五条悟接过书,扫了一眼上面的内容就放了回去:“所以历代六眼都是星浆体的指定保镖?”
居山晴树:“……”
这什么谜之用词。
“差不多吧。”他想了想,居然找不到其他比这个还形象生动的词汇。
“所以我当初要护送星浆体完全不是因为咒术界的那些老头给我找事,而是因为这是从古到今的传统?”
“这我就不知道了,”居山晴树耸了耸肩,“你们咒术界的事情我不清楚,但是这些记录里的星浆体最后全部都是到达了天元那里的。”
而五条悟当初护送的天内理子被伏黑甚而击杀了。
“我护送那个不是真的。
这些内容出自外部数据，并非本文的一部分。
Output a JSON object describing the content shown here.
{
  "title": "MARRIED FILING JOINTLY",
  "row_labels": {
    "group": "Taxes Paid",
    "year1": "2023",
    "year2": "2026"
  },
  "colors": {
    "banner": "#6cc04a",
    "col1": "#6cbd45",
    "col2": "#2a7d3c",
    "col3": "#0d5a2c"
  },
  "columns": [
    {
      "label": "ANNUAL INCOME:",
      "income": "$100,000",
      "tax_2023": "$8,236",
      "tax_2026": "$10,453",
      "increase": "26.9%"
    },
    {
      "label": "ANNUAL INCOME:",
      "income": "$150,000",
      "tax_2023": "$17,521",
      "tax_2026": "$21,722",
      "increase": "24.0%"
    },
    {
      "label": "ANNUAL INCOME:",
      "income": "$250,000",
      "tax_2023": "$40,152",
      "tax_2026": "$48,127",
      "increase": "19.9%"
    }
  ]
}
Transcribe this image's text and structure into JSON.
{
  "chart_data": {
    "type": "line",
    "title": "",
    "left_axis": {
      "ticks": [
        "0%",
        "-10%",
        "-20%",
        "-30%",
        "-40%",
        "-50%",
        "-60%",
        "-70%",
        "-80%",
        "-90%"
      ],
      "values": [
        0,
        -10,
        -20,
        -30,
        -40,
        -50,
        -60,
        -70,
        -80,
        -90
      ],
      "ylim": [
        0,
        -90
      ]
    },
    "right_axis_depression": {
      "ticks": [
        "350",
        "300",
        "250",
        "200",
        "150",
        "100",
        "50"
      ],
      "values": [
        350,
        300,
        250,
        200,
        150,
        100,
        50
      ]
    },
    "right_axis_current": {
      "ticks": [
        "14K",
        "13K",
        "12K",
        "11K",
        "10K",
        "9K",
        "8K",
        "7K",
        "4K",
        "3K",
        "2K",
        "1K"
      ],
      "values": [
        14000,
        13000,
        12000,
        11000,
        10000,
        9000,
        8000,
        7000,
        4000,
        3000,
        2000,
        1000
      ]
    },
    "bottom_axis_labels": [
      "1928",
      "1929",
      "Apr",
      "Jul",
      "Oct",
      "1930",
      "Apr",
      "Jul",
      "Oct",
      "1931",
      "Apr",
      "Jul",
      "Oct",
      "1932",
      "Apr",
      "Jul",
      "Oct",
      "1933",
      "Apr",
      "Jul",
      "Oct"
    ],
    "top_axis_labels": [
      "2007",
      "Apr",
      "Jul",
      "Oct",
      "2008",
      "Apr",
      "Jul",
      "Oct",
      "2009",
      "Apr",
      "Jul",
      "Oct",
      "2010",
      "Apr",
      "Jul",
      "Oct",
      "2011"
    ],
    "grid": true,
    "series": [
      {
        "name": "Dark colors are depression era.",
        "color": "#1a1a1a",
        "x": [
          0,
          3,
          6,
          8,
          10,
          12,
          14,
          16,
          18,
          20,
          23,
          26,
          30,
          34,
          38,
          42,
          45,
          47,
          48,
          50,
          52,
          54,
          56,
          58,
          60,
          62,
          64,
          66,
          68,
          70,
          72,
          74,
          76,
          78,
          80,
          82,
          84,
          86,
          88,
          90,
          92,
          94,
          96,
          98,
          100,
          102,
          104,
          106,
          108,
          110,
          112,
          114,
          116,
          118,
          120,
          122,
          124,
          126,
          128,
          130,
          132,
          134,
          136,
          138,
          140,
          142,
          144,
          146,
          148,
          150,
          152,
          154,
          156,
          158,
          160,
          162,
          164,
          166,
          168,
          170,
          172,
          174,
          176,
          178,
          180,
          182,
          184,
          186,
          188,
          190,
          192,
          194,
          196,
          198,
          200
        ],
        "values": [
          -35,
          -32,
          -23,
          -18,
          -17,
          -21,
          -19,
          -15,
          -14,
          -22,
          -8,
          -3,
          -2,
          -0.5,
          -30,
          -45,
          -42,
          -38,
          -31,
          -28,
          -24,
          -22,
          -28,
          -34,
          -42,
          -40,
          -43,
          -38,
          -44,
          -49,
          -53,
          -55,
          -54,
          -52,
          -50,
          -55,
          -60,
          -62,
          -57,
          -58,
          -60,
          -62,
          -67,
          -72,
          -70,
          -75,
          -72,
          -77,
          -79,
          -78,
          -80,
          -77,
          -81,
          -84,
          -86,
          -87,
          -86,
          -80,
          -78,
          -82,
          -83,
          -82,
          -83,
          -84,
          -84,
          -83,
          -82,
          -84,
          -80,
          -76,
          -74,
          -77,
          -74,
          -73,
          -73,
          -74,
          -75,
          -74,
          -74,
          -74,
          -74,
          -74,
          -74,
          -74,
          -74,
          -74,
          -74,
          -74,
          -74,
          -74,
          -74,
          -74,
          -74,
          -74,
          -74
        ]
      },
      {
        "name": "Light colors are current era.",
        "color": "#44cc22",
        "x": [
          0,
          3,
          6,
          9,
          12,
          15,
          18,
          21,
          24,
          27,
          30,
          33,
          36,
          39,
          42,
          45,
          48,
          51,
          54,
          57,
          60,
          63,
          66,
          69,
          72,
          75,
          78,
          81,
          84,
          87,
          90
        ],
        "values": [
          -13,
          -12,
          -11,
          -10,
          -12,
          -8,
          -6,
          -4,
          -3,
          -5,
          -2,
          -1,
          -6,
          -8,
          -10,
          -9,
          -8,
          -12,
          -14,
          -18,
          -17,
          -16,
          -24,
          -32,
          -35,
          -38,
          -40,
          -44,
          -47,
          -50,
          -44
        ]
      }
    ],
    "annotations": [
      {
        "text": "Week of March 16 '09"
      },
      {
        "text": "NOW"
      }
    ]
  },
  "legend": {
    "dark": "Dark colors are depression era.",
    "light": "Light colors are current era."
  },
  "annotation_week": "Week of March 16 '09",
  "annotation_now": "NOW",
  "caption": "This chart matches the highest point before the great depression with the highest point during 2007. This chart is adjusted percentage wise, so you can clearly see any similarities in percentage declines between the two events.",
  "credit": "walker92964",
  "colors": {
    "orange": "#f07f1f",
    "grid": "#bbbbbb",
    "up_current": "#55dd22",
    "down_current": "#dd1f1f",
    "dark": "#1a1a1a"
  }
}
”五条悟语焉不详的把这件事带了过去。
在这个认识居山晴树的咒灵面前,他实在不是很想提五条家长老干的那点破事。
家丑还不外扬呢。
“所以六眼跟星浆体其实是保镖和雇主的关系?”他语焉不详带过那个话题之后就继续问道,“因为每届的六眼都很强所以干脆让他们来护送星浆体。”
“不是,”居山晴树摇了摇头,“你有没有想过一个问题。”
五条悟:?
“天元需要稳定状态,每隔一段时间需要和星浆体相融合;六眼出生需要机缘巧合,像你一样的六眼百年一见。”
“为什么每一个星浆体都能恰好撞上百年一见的六眼出生?”
“好极了,”五条悟说道,“现在看来我是星浆体百年一见的保镖。”
“你看这里,”居山晴树继续给他递书,“有人把六眼和星浆体一起在不足满月的时候扼杀在了摇篮里。”
“再往后翻,”他往后翻了一大段,“在同化当天,天元那里还是出现了一个星浆体,还有护送他来到薨星宫的六眼。”
“在上一任六眼不足满月死后,相隔不到半年就又降生的另一个六眼。”
“根据星浆体的年龄推算,新任六眼和新任星浆体降生的时间相差不到一个月。”
“也就是说,不管出现什么意外,星浆体死亡就必然会诞生新的星浆体,诞生了新的星浆体就必然会随之诞生一个六眼?”五条悟听懂他想表达什么了。
“对,”居山晴树收起一地的书,肯定了他的猜测,“而从之前这些记录来看,有人在试图干涉天元跟星浆体同化。”
“就是占据了夏油身体的那个什么什么玩意?”五条悟往后一仰,伸了个懒腰。
居山晴树不可置否的挑了挑眉。
“而这一切就是为了进化人类?”伸完懒腰的五条悟满脸的【我不理解,但我大为震撼,jpg.】
“从目前的状况来看是这样的,”居山晴树心情也很复杂,“他跟我之前认识的一个朋友一定很有共同语言。”